Como os fatos ocorreram em outro país com seu próprio sistema de justiça, teoricamente, e as vítimas tinham uma nacionalidade distinta, fica muito debilitada a relação entre a corte estadunidense e os fatos alegados no processo. Por isso tinha poucas probabilidades de obter êxito, da mesma forma que tem ocorrido com os solicitantes estrangeiros que invocam o Alien Tort Claims Act de 1789 para processar empresas multinacionais por violações de direitos humanos.
Responsabilizar o governo pela matança, como fez a Academi, demonstra cinismo por parte de uma empresa de mercenários com uma questionável autoridade moral por sua forma de atuar na região, de ganhar seus contratos e de orçamentar suas "necessidades". No entanto, reabre um debate fundamental para o direito internacional dos conflitos armados: a responsabilidade do Estado pela conduta de empresas que contratam outras em contextos de guerra e de ocupação militar.

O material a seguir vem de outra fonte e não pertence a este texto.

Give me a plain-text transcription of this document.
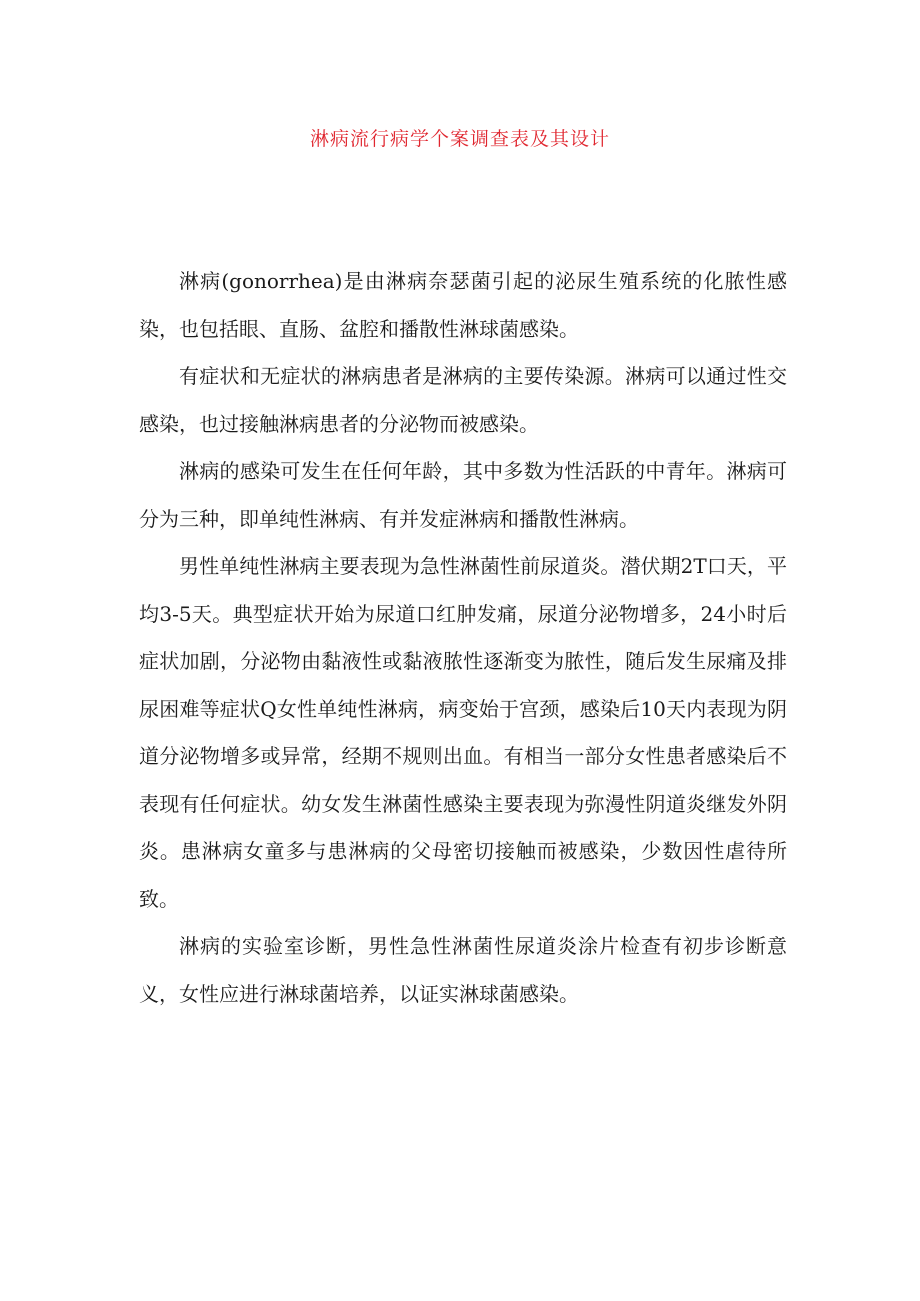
淋病流行病学个案调查表及其设计

淋病(gonorrhea)是由淋病奈瑟菌引起的泌尿生殖系统的化脓性感染，也包括眼、直肠、盆腔和播散性淋球菌感染。

有症状和无症状的淋病患者是淋病的主要传染源。淋病可以通过性交感染，也过接触淋病患者的分泌物而被感染。

淋病的感染可发生在任何年龄，其中多数为性活跃的中青年。淋病可分为三种，即单纯性淋病、有并发症淋病和播散性淋病。

男性单纯性淋病主要表现为急性淋菌性前尿道炎。潜伏期2T口天，平均3-5天。典型症状开始为尿道口红肿发痛，尿道分泌物增多，24小时后症状加剧，分泌物由黏液性或黏液脓性逐渐变为脓性，随后发生尿痛及排尿困难等症状Q女性单纯性淋病，病变始于宫颈，感染后10天内表现为阴道分泌物增多或异常，经期不规则出血。有相当一部分女性患者感染后不表现有任何症状。幼女发生淋菌性感染主要表现为弥漫性阴道炎继发外阴炎。患淋病女童多与患淋病的父母密切接触而被感染，少数因性虐待所致。

淋病的实验室诊断，男性急性淋菌性尿道炎涂片检查有初步诊断意义，女性应进行淋球菌培养，以证实淋球菌感染。
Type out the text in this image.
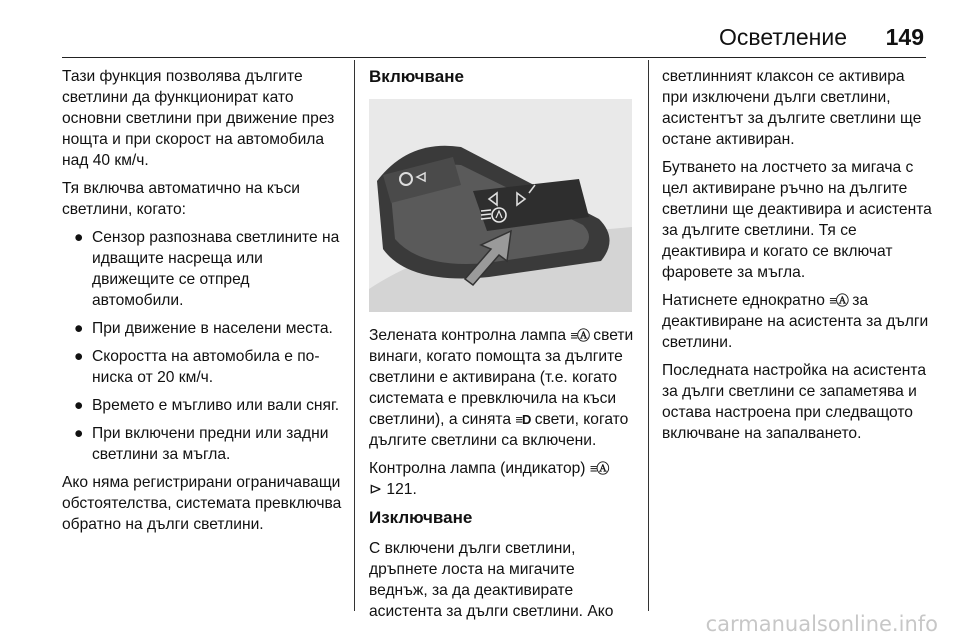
Осветление 149

Тази функция позволява дългите светлини да функционират като основни светлини при движение през нощта и при скорост на автомобила над 40 км/ч.

Тя включва автоматично на къси светлини, когато:

● Сензор разпознава светлините на идващите насреща или движещите се отпред автомобили.
● При движение в населени места.
● Скоростта на автомобила е по-ниска от 20 км/ч.
● Времето е мъгливо или вали сняг.
● При включени предни или задни светлини за мъгла.

Ако няма регистрирани ограничаващи обстоятелства, системата превключва обратно на дълги светлини.

Включване

Зелената контролна лампа ≡Ⓐ свети винаги, когато помощта за дългите светлини е активирана (т.е. когато системата е превключила на къси светлини), а синята ≡D свети, когато дългите светлини са включени.

Контролна лампа (индикатор) ≡Ⓐ
⊳ 121.

Изключване

С включени дълги светлини, дръпнете лоста на мигачите веднъж, за да деактивирате асистента за дълги светлини. Ако

светлинният клаксон се активира при изключени дълги светлини, асистентът за дългите светлини ще остане активиран.

Бутването на лостчето за мигача с цел активиране ръчно на дългите светлини ще деактивира и асистента за дългите светлини. Тя се деактивира и когато се включат фаровете за мъгла.

Натиснете еднократно ≡Ⓐ за деактивиране на асистента за дълги светлини.

Последната настройка на асистента за дълги светлини се запаметява и остава настроена при следващото включване на запалването.

carmanualsonline.info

A Blackwater, depois Xe Services e agora Academi, por meio de reapresentação e fragmentação para levar distintas filiais da empresa para paraísos fiscais, também conseguiu um acordo com os familiares de quatro contratados assassinados em Fallujah, em 2004. Também circulam vídeos na internet de corpos golpeados, arrastados, queimados e pendurados em pontes. As famílias das vítimas acusam a empresa de negligência e de não ter oferecido medidas suficientes de segurança aos contratantes num dos enclaves mais perigosos da chamada "insurreição" iraquiana. Parte da opinião pública não simpatiza com as famílias ao considerar que os salários dos seus falecidos justificam os riscos que correm nos entornos de Fallujah. Por isso há congressistas que se perguntam se os subcontratados realmente tornam mais barato os gastos militares com salários semelhantes. Também se analisa a possibilidade de responsabilizar o governo na hora de conceder contratos a empresas que não oferecem condições mínimas de segurança aos seus empregados, independentemente do salário que recebem.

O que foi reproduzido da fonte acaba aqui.